The Department of Justice recently decided to not prosecute Goldman Sachs or any of its employees in a financial fraud probe—yet another sign of cronyism by Attorney General Eric Holder, according to Peter Schweizer:
The news is likely to raise the ire of the political left and right, both of which have highlighted one of the most inconvenient facts of Attorney General Eric Holder’s Justice Department: despite the Obama administration’s promises to clean up Wall Street in the wake of America’s worst financial crisis, there has not been a single criminal charge filed by the federal government against any top executive of the elite financial institutions.
Why is that? In a word: cronyism.
Holder’s inaction to prosecute Goldman Sachs does not surprise Schweizer. He writes that Goldman employees donated a combined $1,013,091 to Obama’s campaign in 2008, and that some Goldman executives began "flooding Obama campaign coffers" when the Senate Permanent Subcommittee on Investigations released a scathing report on Goldman’s Abacus deal in April 2011.

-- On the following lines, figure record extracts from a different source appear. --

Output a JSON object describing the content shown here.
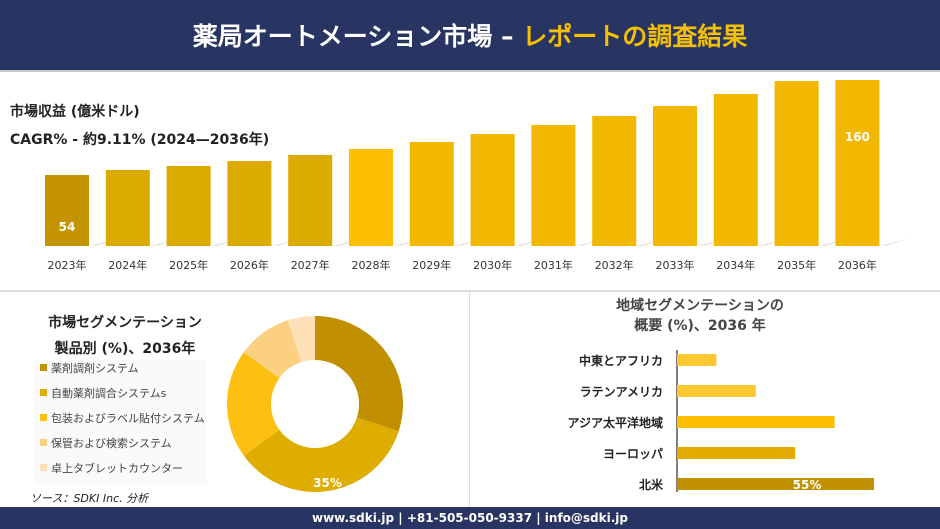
{
  "header": {
    "title_main": "薬局オートメーション市場 –",
    "title_accent": "レポートの調査結果"
  },
  "colors": {
    "header_bg": "#283462",
    "accent": "#f5c000"
  },
  "chart_data": [
    {
      "type": "bar",
      "title": "市場収益 (億米ドル)",
      "subtitle": "CAGR% - 約9.11% (2024—2036年)",
      "categories": [
        "2023年",
        "2024年",
        "2025年",
        "2026年",
        "2027年",
        "2028年",
        "2029年",
        "2030年",
        "2031年",
        "2032年",
        "2033年",
        "2034年",
        "2035年",
        "2036年"
      ],
      "values": [
        54,
        59,
        63,
        68,
        74,
        80,
        87,
        95,
        104,
        113,
        123,
        135,
        148,
        160
      ],
      "data_labels": {
        "0": "54",
        "13": "160"
      },
      "grid": false
    },
    {
      "type": "pie",
      "donut": true,
      "title_line1": "市場セグメンテーション",
      "title_line2": "製品別 (%)、2036年",
      "slices": [
        {
          "name": "薬剤調剤システム",
          "value": 30,
          "color": "#c09000"
        },
        {
          "name": "自動薬剤調合システムs",
          "value": 35,
          "color": "#dfac00",
          "label": "35%"
        },
        {
          "name": "包装およびラベル貼付システム",
          "value": 20,
          "color": "#fbc010"
        },
        {
          "name": "保管および検索システム",
          "value": 10,
          "color": "#fbd080"
        },
        {
          "name": "卓上タブレットカウンター",
          "value": 5,
          "color": "#fde0b8"
        }
      ],
      "legend": "left"
    },
    {
      "type": "bar",
      "orientation": "horizontal",
      "title_line1": "地域セグメンテーションの",
      "title_line2": "概要 (%)、2036 年",
      "categories": [
        "中東とアフリカ",
        "ラテンアメリカ",
        "アジア太平洋地域",
        "ヨーロッパ",
        "北米"
      ],
      "values": [
        11,
        22,
        44,
        33,
        55
      ],
      "colors": [
        "#fcc830",
        "#fcc830",
        "#fcc000",
        "#e3ad00",
        "#c09000"
      ],
      "data_labels": {
        "4": "55%"
      }
    }
  ],
  "source": "ソース：SDKI Inc. 分析",
  "footer": "www.sdki.jp | +81-505-050-9337 | info@sdki.jp"
}
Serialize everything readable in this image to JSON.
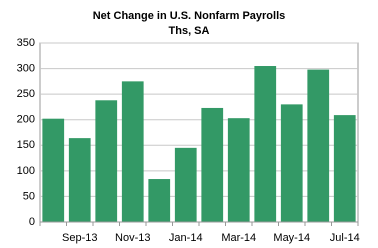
{
  "chart_data": {
    "type": "bar",
    "title": "Net Change in U.S. Nonfarm Payrolls",
    "subtitle": "Ths, SA",
    "categories": [
      null,
      "Sep-13",
      null,
      "Nov-13",
      null,
      "Jan-14",
      null,
      "Mar-14",
      null,
      "May-14",
      null,
      "Jul-14"
    ],
    "values": [
      202,
      164,
      238,
      275,
      84,
      145,
      223,
      203,
      305,
      230,
      298,
      209
    ],
    "color": "#339966",
    "ylim": [
      0,
      350
    ],
    "yticks": [
      0,
      50,
      100,
      150,
      200,
      250,
      300,
      350
    ],
    "grid": true
  }
}
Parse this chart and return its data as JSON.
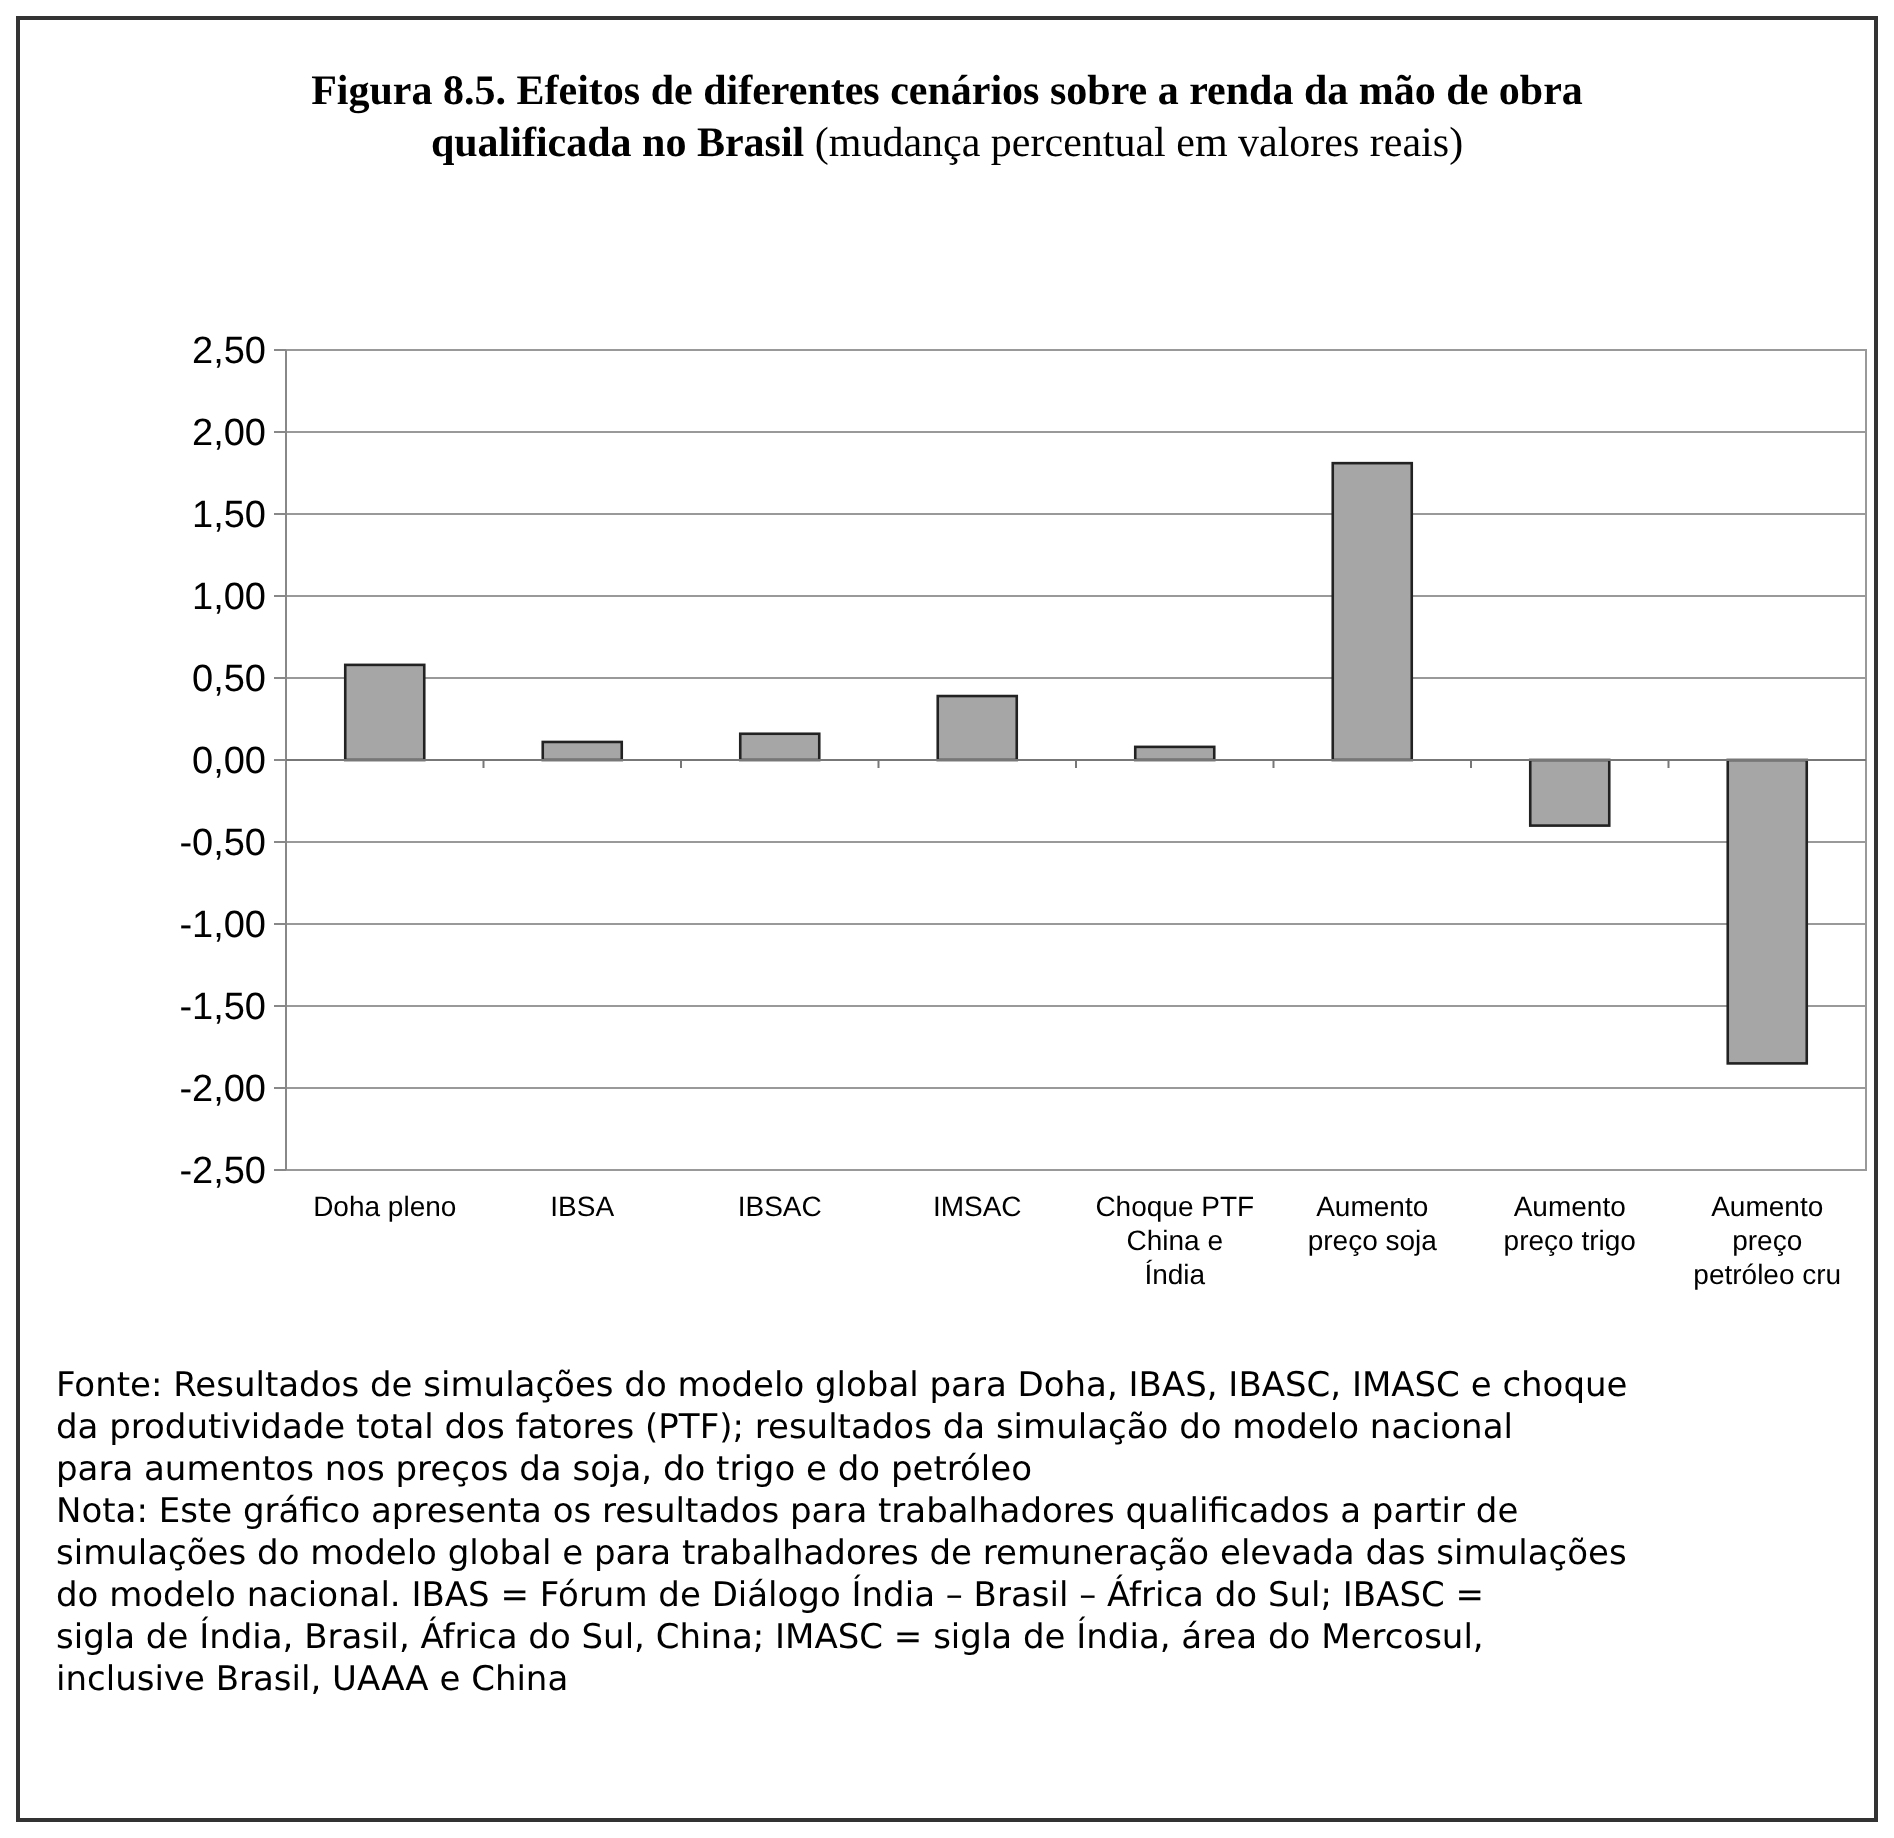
{
  "chart_data": {
    "type": "bar",
    "title": "Figura 8.5. Efeitos de diferentes cenários sobre a renda da mão de obra qualificada no Brasil",
    "subtitle": "(mudança percentual em valores reais)",
    "categories": [
      "Doha pleno",
      "IBSA",
      "IBSAC",
      "IMSAC",
      "Choque PTF China e Índia",
      "Aumento preço soja",
      "Aumento preço trigo",
      "Aumento preço petróleo cru"
    ],
    "values": [
      0.58,
      0.11,
      0.16,
      0.39,
      0.08,
      1.81,
      -0.4,
      -1.85
    ],
    "color": "#a6a6a6",
    "ylim": [
      -2.5,
      2.5
    ],
    "yticks": [
      {
        "value": -2.5,
        "label": "-2,50"
      },
      {
        "value": -2,
        "label": "-2,00"
      },
      {
        "value": -1.5,
        "label": "-1,50"
      },
      {
        "value": -1,
        "label": "-1,00"
      },
      {
        "value": -0.5,
        "label": "-0,50"
      },
      {
        "value": 0,
        "label": "0,00"
      },
      {
        "value": 0.5,
        "label": "0,50"
      },
      {
        "value": 1,
        "label": "1,00"
      },
      {
        "value": 1.5,
        "label": "1,50"
      },
      {
        "value": 2,
        "label": "2,00"
      },
      {
        "value": 2.5,
        "label": "2,50"
      }
    ],
    "grid": "y",
    "annotations": [
      "Fonte: Resultados de simulações do modelo global para Doha, IBAS, IBASC, IMASC e choque da produtividade total dos fatores (PTF); resultados da simulação do modelo nacional para aumentos nos preços da soja, do trigo e do petróleo",
      "Nota: Este gráfico apresenta os resultados para trabalhadores qualificados a partir de simulações do modelo global e para trabalhadores de remuneração elevada das simulações do modelo nacional. IBAS = Fórum de Diálogo Índia – Brasil – África do Sul; IBASC = sigla de Índia, Brasil, África do Sul, China; IMASC = sigla de Índia, área do  Mercosul, inclusive Brasil, UAAA e China"
    ]
  }
}
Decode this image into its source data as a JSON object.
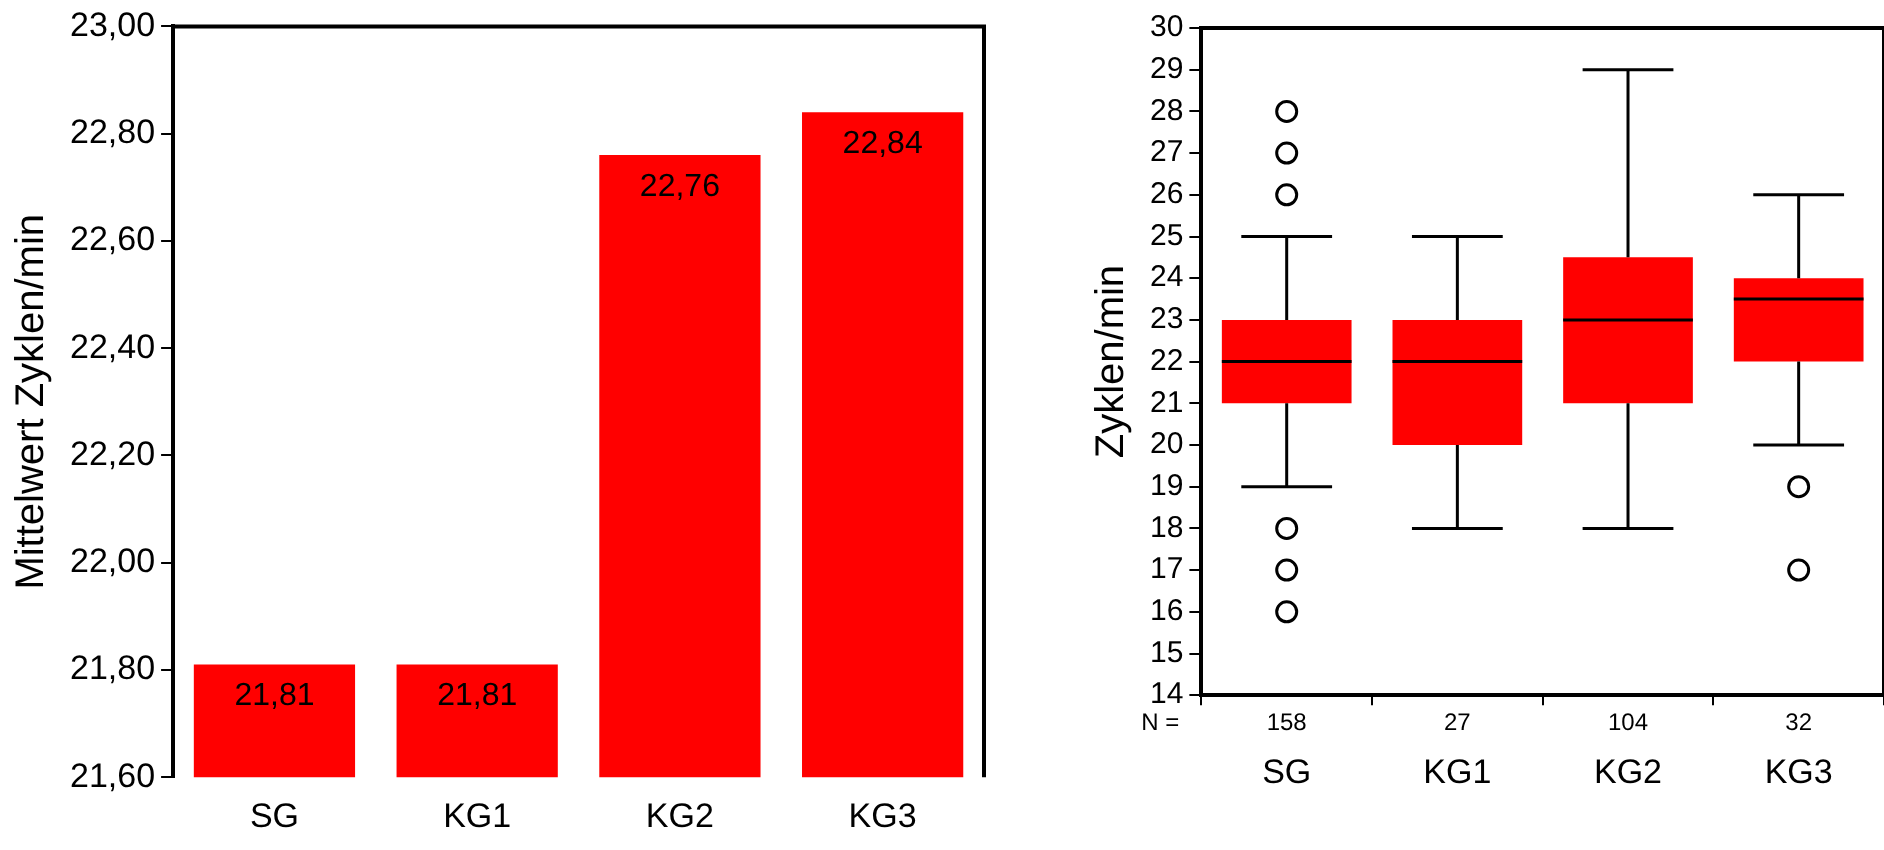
{
  "chart_data": [
    {
      "type": "bar",
      "ylabel": "Mittelwert Zyklen/min",
      "categories": [
        "SG",
        "KG1",
        "KG2",
        "KG3"
      ],
      "values": [
        21.81,
        21.81,
        22.76,
        22.84
      ],
      "value_labels": [
        "21,81",
        "21,81",
        "22,76",
        "22,84"
      ],
      "color": "#ff0000",
      "ylim": [
        21.6,
        23.0
      ],
      "yticks": [
        {
          "value": 21.6,
          "label": "21,60"
        },
        {
          "value": 21.8,
          "label": "21,80"
        },
        {
          "value": 22.0,
          "label": "22,00"
        },
        {
          "value": 22.2,
          "label": "22,20"
        },
        {
          "value": 22.4,
          "label": "22,40"
        },
        {
          "value": 22.6,
          "label": "22,60"
        },
        {
          "value": 22.8,
          "label": "22,80"
        },
        {
          "value": 23.0,
          "label": "23,00"
        }
      ]
    },
    {
      "type": "box",
      "ylabel": "Zyklen/min",
      "categories": [
        "SG",
        "KG1",
        "KG2",
        "KG3"
      ],
      "color": "#ff0000",
      "ylim": [
        14,
        30
      ],
      "yticks": [
        14,
        15,
        16,
        17,
        18,
        19,
        20,
        21,
        22,
        23,
        24,
        25,
        26,
        27,
        28,
        29,
        30
      ],
      "boxes": [
        {
          "low": 19,
          "q1": 21,
          "median": 22,
          "q3": 23,
          "high": 25,
          "outliers": [
            28,
            27,
            26,
            18,
            17,
            16
          ]
        },
        {
          "low": 18,
          "q1": 20,
          "median": 22,
          "q3": 23,
          "high": 25
        },
        {
          "low": 18,
          "q1": 21,
          "median": 23,
          "q3": 24.5,
          "high": 29
        },
        {
          "low": 20,
          "q1": 22,
          "median": 23.5,
          "q3": 24,
          "high": 26,
          "outliers": [
            19,
            17
          ]
        }
      ],
      "annotations": [
        "N =",
        "158",
        "27",
        "104",
        "32"
      ]
    }
  ]
}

Schweizer also notes that while the Justice Department’s Financial Fraud Enforcement Task Force has a list of fraudulent individuals they have successfully prosecuted, these individuals are "shockingly small compared with the Wall Street titans the Obama administration promised to bring to justice."
Schweizer’s indignation at Holder’s lack of action is echoed by the Huffington Post’s Richard Eskow:
More and more Washington insiders are asking a question that was considered off-limits in the nation's capital just a few months ago: Who, exactly, is Attorney General Eric Holder representing? As scandal after scandal erupts on Wall Street, involving everything from global lending manipulation to cocaine and prostitution, more and more people are worrying about Holder's seeming inaction—or worse—in the face of mounting evidence.